Node Details

  • Name: ApifyWebsiteContentCrawler_DocumentLoaders
  • Type: Document
  • Category: Document Loaders
  • Version: 2.0

Input Parameters

  1. Text Splitter (optional)

    • Type: TextSplitter
    • Description: A text splitter to process the extracted content.
  2. Start URLs (required)

  3. Crawler Type (required)

    • Type: options
    • Options:
      • Headless web browser (Chrome+Playwright)
      • Stealthy web browser (Firefox+Playwright)
      • Raw HTTP client (Cheerio)
      • Raw HTTP client with JavaScript execution (JSDOM) [experimental]
    • Default: Stealthy web browser (Firefox+Playwright)
    • Description: Select the crawling engine for the task.
  4. Max Crawling Depth (optional)

    • Type: number
    • Default: 1
    • Description: The maximum depth of pages to crawl.
  5. Max Crawl Pages (optional)

    • Type: number
    • Default: 3
    • Description: The maximum number of pages to crawl.
  6. Additional Input (optional)

    • Type: JSON
    • Default:
    • Description: Additional input options for the crawler. Refer to the Apify documentation for more details.
  7. Additional Metadata (optional)

    • Type: JSON
    • Description: Additional metadata to be added to the extracted documents.
  8. Omit Metadata Keys (optional)

    • Type: string
    • Description: A comma-separated list of metadata keys to omit from the final documents. Use * to omit all metadata keys except those specified in the Additional Metadata field.

Credential

  • Name: apifyApi
  • Type: API Key
  • Description: Apify API token for authentication.

Output

The node outputs an array of Document objects.

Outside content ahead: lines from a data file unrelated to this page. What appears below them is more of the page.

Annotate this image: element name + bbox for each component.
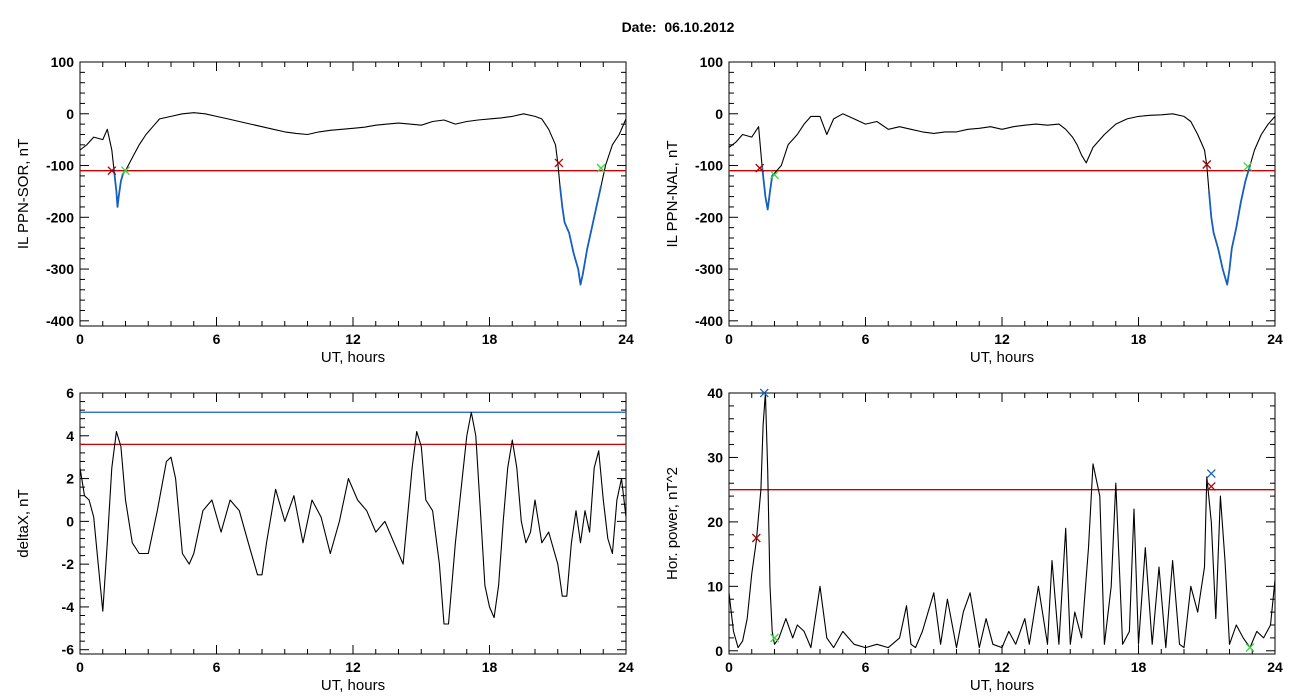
y-tick-label: 4 [66, 428, 74, 444]
y-tick-label: -300 [695, 261, 723, 277]
marker-green [1245, 643, 1255, 653]
marker-red [755, 163, 765, 173]
plot-frame [728, 61, 1276, 327]
series-line [79, 112, 627, 286]
series-line [728, 113, 1276, 286]
y-tick-label: -300 [46, 261, 74, 277]
x-axis-label: UT, hours [970, 677, 1034, 694]
x-tick-label: 24 [618, 659, 634, 675]
series-line [728, 392, 1276, 649]
highlight-segment [559, 186, 602, 286]
highlight-segment [1208, 165, 1251, 286]
y-tick-label: -100 [46, 158, 74, 174]
y-tick-label: -200 [695, 209, 723, 225]
x-tick-label: 0 [725, 331, 733, 347]
panel-power: 0 6 12 18 24 0 10 20 30 40 UT, hours Hor. power, nT… [664, 385, 1283, 694]
marker-green [770, 633, 779, 643]
x-tick-label: 12 [994, 331, 1010, 347]
marker-stroke [596, 163, 606, 173]
marker-green [596, 163, 606, 173]
y-tick-label: 100 [700, 54, 724, 70]
y-tick-label: 20 [707, 514, 723, 530]
y-tick-label: 10 [707, 578, 723, 594]
x-tick-label: 24 [1267, 331, 1283, 347]
marker-red [107, 166, 117, 176]
x-tick-label: 18 [1131, 659, 1147, 675]
x-axis-label: UT, hours [970, 349, 1034, 366]
chart-title: Date: 06.10.2012 [621, 19, 735, 35]
marker-stroke [1243, 162, 1253, 172]
panel-sor: 0 6 12 18 24 -400 -300 -200 -100 0 100 UT, hours IL … [15, 54, 634, 366]
marker-stroke [1206, 481, 1216, 491]
x-axis-label: UT, hours [321, 677, 385, 694]
x-tick-label: 6 [862, 659, 870, 675]
x-tick-label: 6 [862, 331, 870, 347]
plot-frame [79, 392, 627, 655]
marker-stroke [121, 166, 130, 176]
y-axis-label: IL PPN-SOR, nT [15, 139, 32, 249]
y-axis-label: IL PPN-NAL, nT [664, 141, 681, 248]
x-tick-label: 24 [1267, 659, 1283, 675]
marker-stroke [1206, 469, 1216, 479]
marker-blue [759, 388, 769, 398]
y-tick-label: -4 [62, 599, 75, 615]
marker-stroke [1202, 160, 1212, 169]
y-tick-label: 6 [66, 385, 74, 401]
y-tick-label: -400 [46, 313, 74, 329]
x-tick-label: 18 [1131, 331, 1147, 347]
x-tick-label: 0 [76, 331, 84, 347]
x-tick-label: 12 [345, 659, 361, 675]
x-tick-label: 6 [213, 331, 221, 347]
y-tick-label: -6 [62, 642, 75, 658]
y-tick-label: 40 [707, 385, 723, 401]
x-tick-label: 6 [213, 659, 221, 675]
marker-red [554, 158, 564, 168]
panel-nal: 0 6 12 18 24 -400 -300 -200 -100 0 100 UT, hours IL … [664, 54, 1283, 366]
marker-green [1243, 162, 1253, 172]
y-tick-label: -2 [62, 556, 75, 572]
marker-blue [1206, 469, 1216, 479]
y-tick-label: 0 [66, 106, 74, 122]
highlight-segment [113, 170, 127, 208]
y-tick-label: -200 [46, 209, 74, 225]
y-tick-label: 0 [715, 643, 723, 659]
y-tick-label: 0 [715, 106, 723, 122]
marker-stroke [770, 170, 779, 180]
plot-frame [79, 61, 627, 327]
x-axis-label: UT, hours [321, 349, 385, 366]
marker-red [751, 533, 761, 543]
highlight-segment [761, 165, 776, 211]
marker-stroke [759, 388, 769, 398]
plot-frame [728, 392, 1276, 655]
y-tick-label: 30 [707, 449, 723, 465]
x-tick-label: 18 [482, 331, 498, 347]
y-tick-label: -400 [695, 313, 723, 329]
marker-stroke [770, 633, 779, 643]
y-tick-label: 2 [66, 471, 74, 487]
marker-stroke [751, 533, 761, 543]
x-tick-label: 0 [725, 659, 733, 675]
y-tick-label: 0 [66, 513, 74, 529]
marker-stroke [1245, 643, 1255, 653]
series-line [79, 411, 627, 625]
x-tick-label: 12 [994, 659, 1010, 675]
y-axis-label: deltaX, nT [15, 489, 32, 557]
marker-red [1206, 481, 1216, 491]
marker-stroke [107, 166, 117, 176]
marker-stroke [554, 158, 564, 168]
marker-green [121, 166, 130, 176]
y-tick-label: 100 [51, 54, 75, 70]
x-tick-label: 12 [345, 331, 361, 347]
x-tick-label: 0 [76, 659, 84, 675]
x-tick-label: 24 [618, 331, 634, 347]
y-axis-label: Hor. power, nT^2 [664, 467, 681, 580]
x-tick-label: 18 [482, 659, 498, 675]
marker-red [1202, 160, 1212, 169]
marker-stroke [755, 163, 765, 173]
y-tick-label: -100 [695, 158, 723, 174]
marker-green [770, 170, 779, 180]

Each Document contains:

  • pageContent: The extracted text content from the webpage.
  • metadata: An object containing metadata about the document, including the source URL and any additional metadata specified in the input.

Functionality

  1. The node initializes the Apify Website Content Crawler with the provided input parameters.
  2. It uses the ApifyDatasetLoader to load documents from the crawler’s output.
  3. If a text splitter is provided, it splits the documents accordingly.
  4. Additional metadata is added to each document if specified.
  5. Metadata keys are omitted based on the “Omit Metadata Keys” input.
  6. The processed documents are returned as the output.

Use Cases

  • Web scraping for content analysis
  • Building training datasets for language models
  • Extracting information from multiple web pages for research or data aggregation
  • Creating knowledge bases from web content

Notes

  • The crawler respects robots.txt rules and website terms of service.
  • Be mindful of the number of pages and depth of crawling to avoid overloading target websites.
  • The Apify API token is required to use this node. Ensure you have a valid Apify account and API token.